The Palm Jumeirah remains the most sought-after ultra-prime location in Dubai, accounting for 34 transactions totaling $562.8 million during Q1 2025. Emirates Hills follows, with 15 sales amounting to $356.7 million. Notably, this community recorded the most expensive sale of the quarter — a six-bedroom villa sold for $106.3 million in January, originally acquired for just $6.6 million in 2015. This represents an astonishing appreciation of 1,635 percent, averaging nearly 34.6 percent annual growth.

The high-end segment of Dubai’s luxury market continues to allure global UHNWIs. In Q1 2025, twelve transactions exceeded $25 million, just shy of the 15 deals recorded in the previous quarter. These figures highlight a sustained demand for unique luxury homes, keeping appetite high even in the face of limited supply.

Demand significantly surpasses supply, particularly in the ultra-luxury category. The number of new villas launched at the highest price points has diminished sharply. In 2023, there were virtually no new villas introduced in the Dh5,000-plus psf category, and only 16 have come to market at this level in 2024. Additionally, supply in the Dh2,000-3,000 psf range, which encompasses many prime properties, dropped by 57 percent year-on-year, while the Dh3,000-5,000 psf segment declined by 39 percent.

Nicholas Spencer, a partner at Knight Frank, noted, “Dubai has firmly established itself as a top destination for HNWIs seeking both personal homes and investment prospects. Our research estimates that global HNWIs have designated around $4.4 billion for investment in Dubai’s residential market, representing a 76 percent increase from 2023.”

The overall residential landscape in Dubai remains strong, with transaction volumes reaching nearly 170,000 deals in 2024, valued at approximately $115 billion. Notably, homes priced at $10 million or more accounted for about 6 percent of the total sales value, underscoring the significance of the high-end segment.

Wealth levels significantly shape buying preferences. For example, 78 percent of those with personal wealth exceeding $15 million express interest in properties in Dubai, with the average purchase budget among GCC-based HNWIs set at $3.1 million. Among ultra-wealthy investors, 25 percent are prepared to invest between $60 million and $80 million in a Dubai residence, while 16 percent are considering purchases that exceed $80 million.

In addition to market trends, Knight Frank emphasizes the increasing influence of family offices in the region. These organizations, which manage wealth across generations, are increasingly drawn to Dubai and Abu Dhabi due to their advanced legal structures and favorable regulations. Buthainah Albaity, Partner and Head of Private Capital and Family Enterprises for Mena, noted the intense competition among regional countries to attract these offices, recognizing their potential to stimulate long-term investment, innovation, and economic stability.

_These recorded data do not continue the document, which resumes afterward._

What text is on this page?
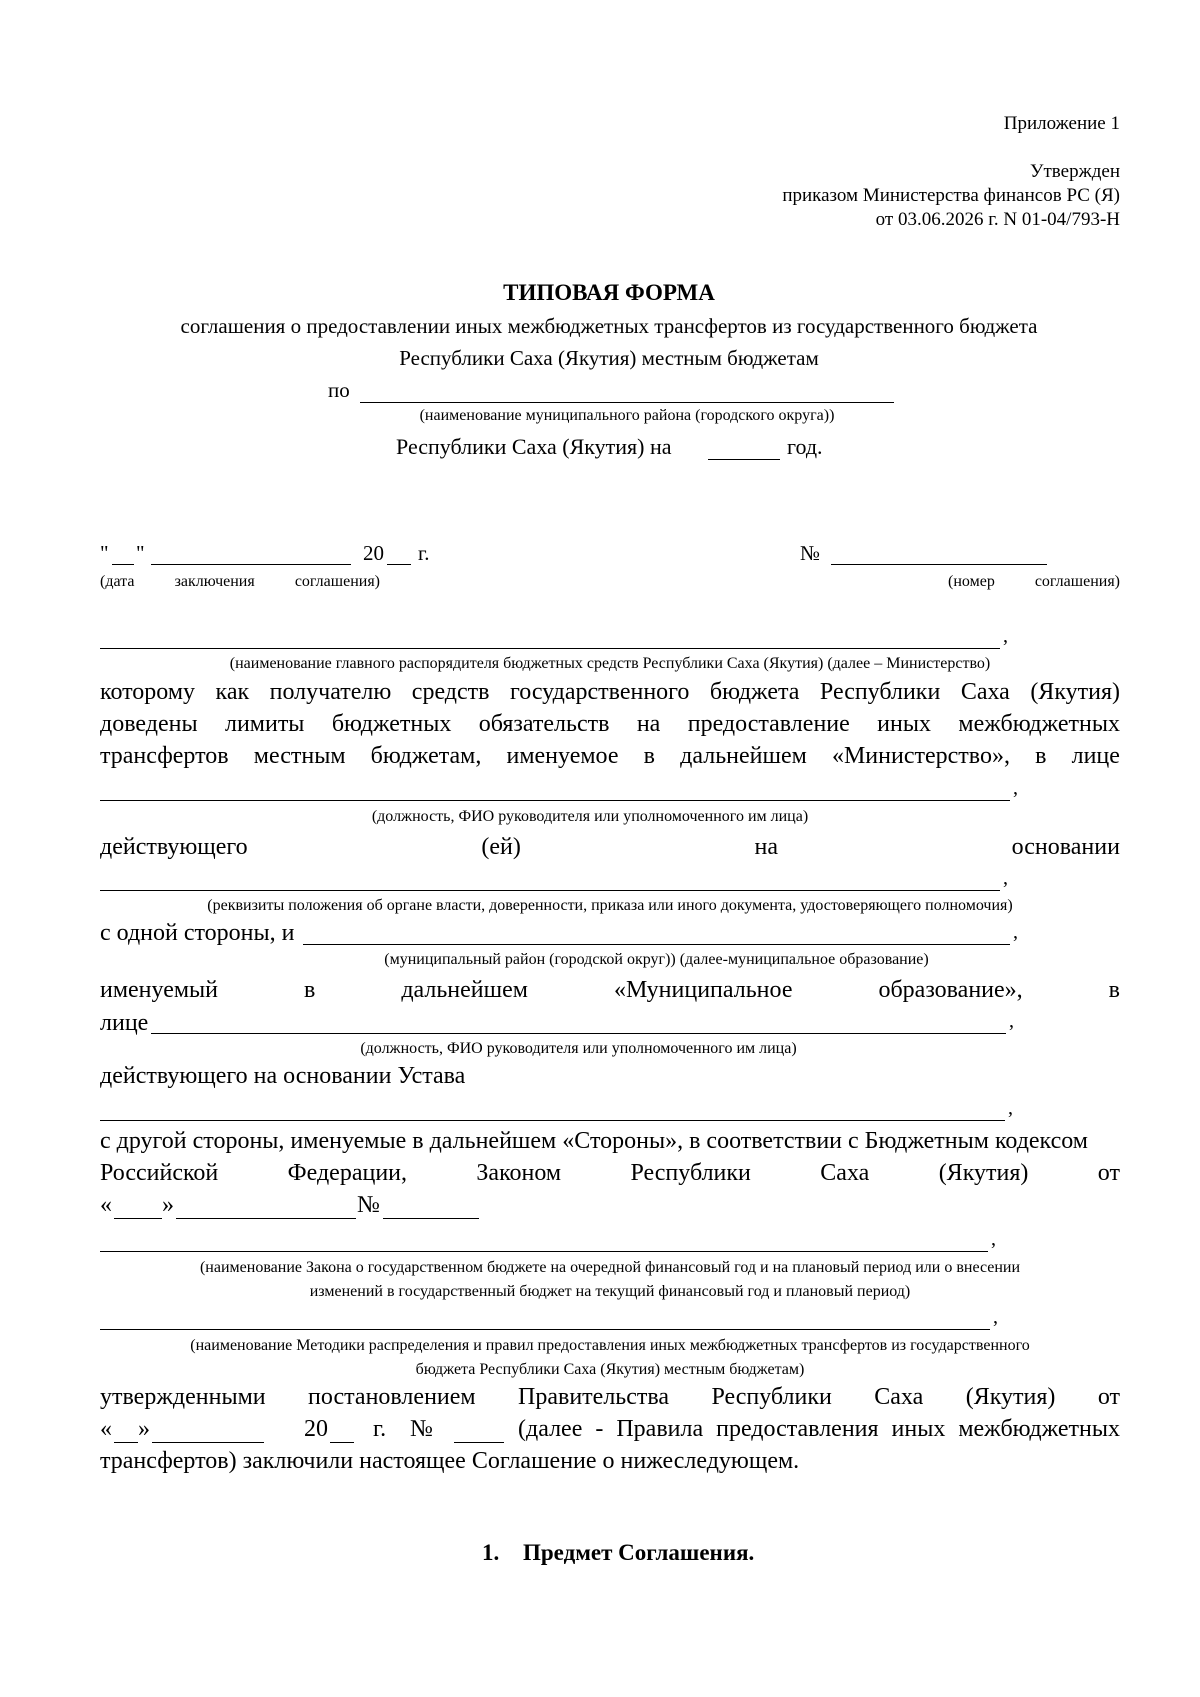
Приложение 1
Утвержден
приказом Министерства финансов РС (Я)
от 03.06.2026 г. N 01-04/793-Н
ТИПОВАЯ ФОРМА
соглашения о предоставлении иных межбюджетных трансфертов из государственного бюджета
Республики Саха (Якутия) местным бюджетам
по
(наименование муниципального района (городского округа))
Республики Саха (Якутия) на	год.
" "	20 г.	№
(дата	заключения	соглашения)	(номер	соглашения)
,
(наименование главного распорядителя бюджетных средств Республики Саха (Якутия) (далее – Министерство)
которому как получателю средств государственного бюджета Республики Саха (Якутия)
доведены лимиты бюджетных обязательств на предоставление иных межбюджетных
трансфертов местным бюджетам, именуемое в дальнейшем «Министерство», в лице
,
(должность, ФИО руководителя или уполномоченного им лица)
действующего	(ей)	на	основании
,
(реквизиты положения об органе власти, доверенности, приказа или иного документа, удостоверяющего полномочия)
с одной стороны, и	,
(муниципальный район (городской округ)) (далее-муниципальное образование)
именуемый	в	дальнейшем	«Муниципальное	образование»,	в
лице	,
(должность, ФИО руководителя или уполномоченного им лица)
действующего на основании Устава
,
с другой стороны, именуемые в дальнейшем «Стороны», в соответствии с Бюджетным кодексом
Российской	Федерации,	Законом	Республики	Саха	(Якутия)	от
« »	№
,
(наименование Закона о государственном бюджете на очередной финансовый год и на плановый период или о внесении
изменений в государственный бюджет на текущий финансовый год и плановый период)
,
(наименование Методики распределения и правил предоставления иных межбюджетных трансфертов из государственного
бюджета Республики Саха (Якутия) местным бюджетам)
утвержденными постановлением Правительства Республики Саха (Якутия) от
« »	20 г. №	(далее - Правила предоставления иных межбюджетных
трансфертов) заключили настоящее Соглашение о нижеследующем.
1. Предмет Соглашения.
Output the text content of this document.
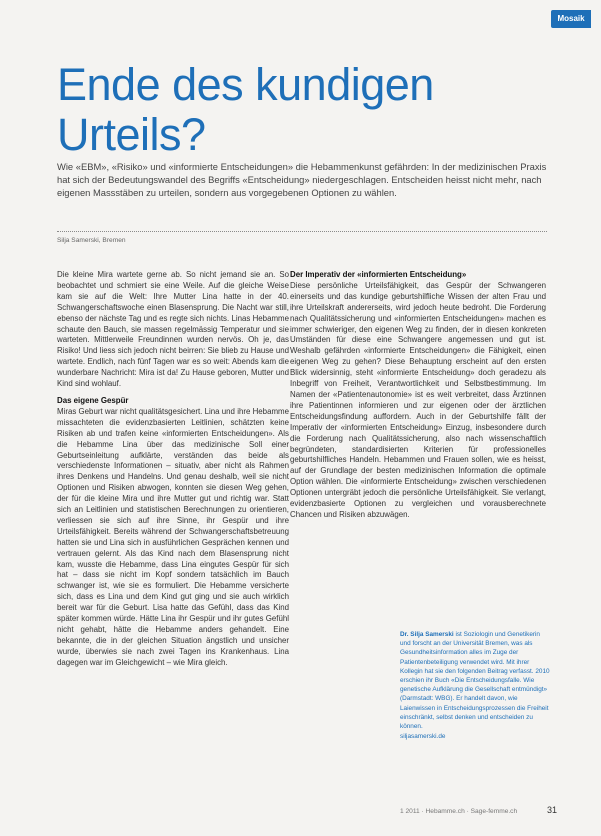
Mosaik
Ende des kundigen Urteils?

Wie «EBM», «Risiko» und «informierte Entscheidungen» die Hebammenkunst gefährden: In der medizinischen Praxis hat sich der Bedeutungswandel des Begriffs «Entscheidung» niedergeschlagen. Entscheiden heisst nicht mehr, nach eigenen Massstäben zu urteilen, sondern aus vorgegebenen Optionen zu wählen.

Silja Samerski, Bremen

Die kleine Mira wartete gerne ab. So nicht jemand sie an. So beobachtet und schmiert sie eine Weile. Auf die gleiche Weise kam sie auf die Welt: Ihre Mutter Lina hatte in der 40. Schwangerschaftswoche einen Blasensprung. Die Nacht war still, ebenso der nächste Tag und es regte sich nichts. Linas Hebamme schaute den Bauch, sie massen regelmässig Temperatur und sie warteten. Mittlerweile Freundinnen wurden nervös. Oh je, das Risiko! Und liess sich jedoch nicht beirren: Sie blieb zu Hause und wartete. Endlich, nach fünf Tagen war es so weit: Abends kam die wunderbare Nachricht: Mira ist da! Zu Hause geboren, Mutter und Kind sind wohlauf.

Das eigene Gespür

Miras Geburt war nicht qualitätsgesichert. Lina und ihre Hebamme missachteten die evidenzbasierten Leitlinien, schätzten keine Risiken ab und trafen keine «informierten Entscheidungen». Als die Hebamme Lina über das medizinische Soll einer Geburtseinleitung aufklärte, verständen das beide als verschiedenste Informationen – situativ, aber nicht als Rahmen ihres Denkens und Handelns. Und genau deshalb, weil sie nicht Optionen und Risiken abwogen, konnten sie diesen Weg gehen, der für die kleine Mira und ihre Mutter gut und richtig war. Statt sich an Leitlinien und statistischen Berechnungen zu orientieren, verliessen sie sich auf ihre Sinne, ihr Gespür und ihre Urteilsfähigkeit. Bereits während der Schwangerschaftsbetreuung hatten sie und Lina sich in ausführlichen Gesprächen kennen und vertrauen gelernt. Als das Kind nach dem Blasensprung nicht kam, wusste die Hebamme, dass Lina eingutes Gespür für sich hat – dass sie nicht im Kopf sondern tatsächlich im Bauch schwanger ist, wie sie es formuliert. Die Hebamme versicherte sich, dass es Lina und dem Kind gut ging und sie auch wirklich bereit war für die Geburt. Lisa hatte das Gefühl, dass das Kind später kommen würde. Hätte Lina ihr Gespür und ihr gutes Gefühl nicht gehabt, hätte die Hebamme anders gehandelt. Eine bekannte, die in der gleichen Situation ängstlich und unsicher wurde, überwies sie nach zwei Tagen ins Krankenhaus. Lina dagegen war im Gleichgewicht – wie Mira gleich.

Der Imperativ der «informierten Entscheidung»

Diese persönliche Urteilsfähigkeit, das Gespür der Schwangeren einerseits und das kundige geburtshilfliche Wissen der alten Frau und ihre Urteilskraft andererseits, wird jedoch heute bedroht. Die Forderung nach Qualitätssicherung und «informierten Entscheidungen» machen es immer schwieriger, den eigenen Weg zu finden, der in diesen konkreten Umständen für diese eine Schwangere angemessen und gut ist. Weshalb gefährden «informierte Entscheidungen» die Fähigkeit, einen eigenen Weg zu gehen? Diese Behauptung erscheint auf den ersten Blick widersinnig, steht «informierte Entscheidung» doch geradezu als Inbegriff von Freiheit, Verantwortlichkeit und Selbstbestimmung. Im Namen der «Patientenautonomie» ist es weit verbreitet, dass Ärztinnen ihre Patientinnen informieren und zur eigenen oder der ärztlichen Entscheidungsfindung auffordern. Auch in der Geburtshilfe fällt der Imperativ der «informierten Entscheidung» Einzug, insbesondere durch die Forderung nach Qualitätssicherung, also nach wissenschaftlich begründeten, standardisierten Kriterien für professionelles geburtshilfliches Handeln. Hebammen und Frauen sollen, wie es heisst, auf der Grundlage der besten medizinischen Information die optimale Option wählen. Die «informierte Entscheidung» zwischen verschiedenen Optionen untergräbt jedoch die persönliche Urteilsfähigkeit. Sie verlangt, evidenzbasierte Optionen zu vergleichen und vorausberechnete Chancen und Risiken abzuwägen.

Dr. Silja Samerski ist Soziologin und Genetikerin und forscht an der Universität Bremen, was als Gesundheitsinformation alles im Zuge der Patientenbeteiligung verwendet wird. Mit ihrer Kollegin hat sie den folgenden Beitrag verfasst. 2010 erschien ihr Buch «Die Entscheidungsfalle. Wie genetische Aufklärung die Gesellschaft entmündigt» (Darmstadt: WBG). Er handelt davon, wie Laienwissen in Entscheidungsprozessen die Freiheit einschränkt, selbst denken und entscheiden zu können.

siljasamerski.de

1 2011 · Hebamme.ch · Sage-femme.ch	31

With projections indicating that approximately $84 trillion will be transferred across generations globally over the next two decades, the Middle East is already witnessing a sizable wealth transfer. In Saudi Arabia, many family businesses are transitioning leadership from second to third generations, with Dubai and Abu Dhabi becoming preferred locations for setting up trusts and managing cross-border assets.

Outside the UAE, other Middle Eastern markets are also demonstrating growth potential. In Saudi Arabia, residential property continues to attract significant interest, especially in the holy cities of Makkah and Madinah. Knight Frank’s research suggests approximately $2 billion of potential investment is being contemplated by HNWIs from nine Muslim-majority nations, mainly for personal residences in these revered cities.

Qatar’s real estate market is gaining traction as well, with $537.5 million of private capital actively looking for residential opportunities, out of an estimated $3.2 billion in sales projected for 2024. Meanwhile, Egypt’s real estate sector continues to be highly appealing to GCC investors, with a strong preference for residential properties, branded residences, and retail environments.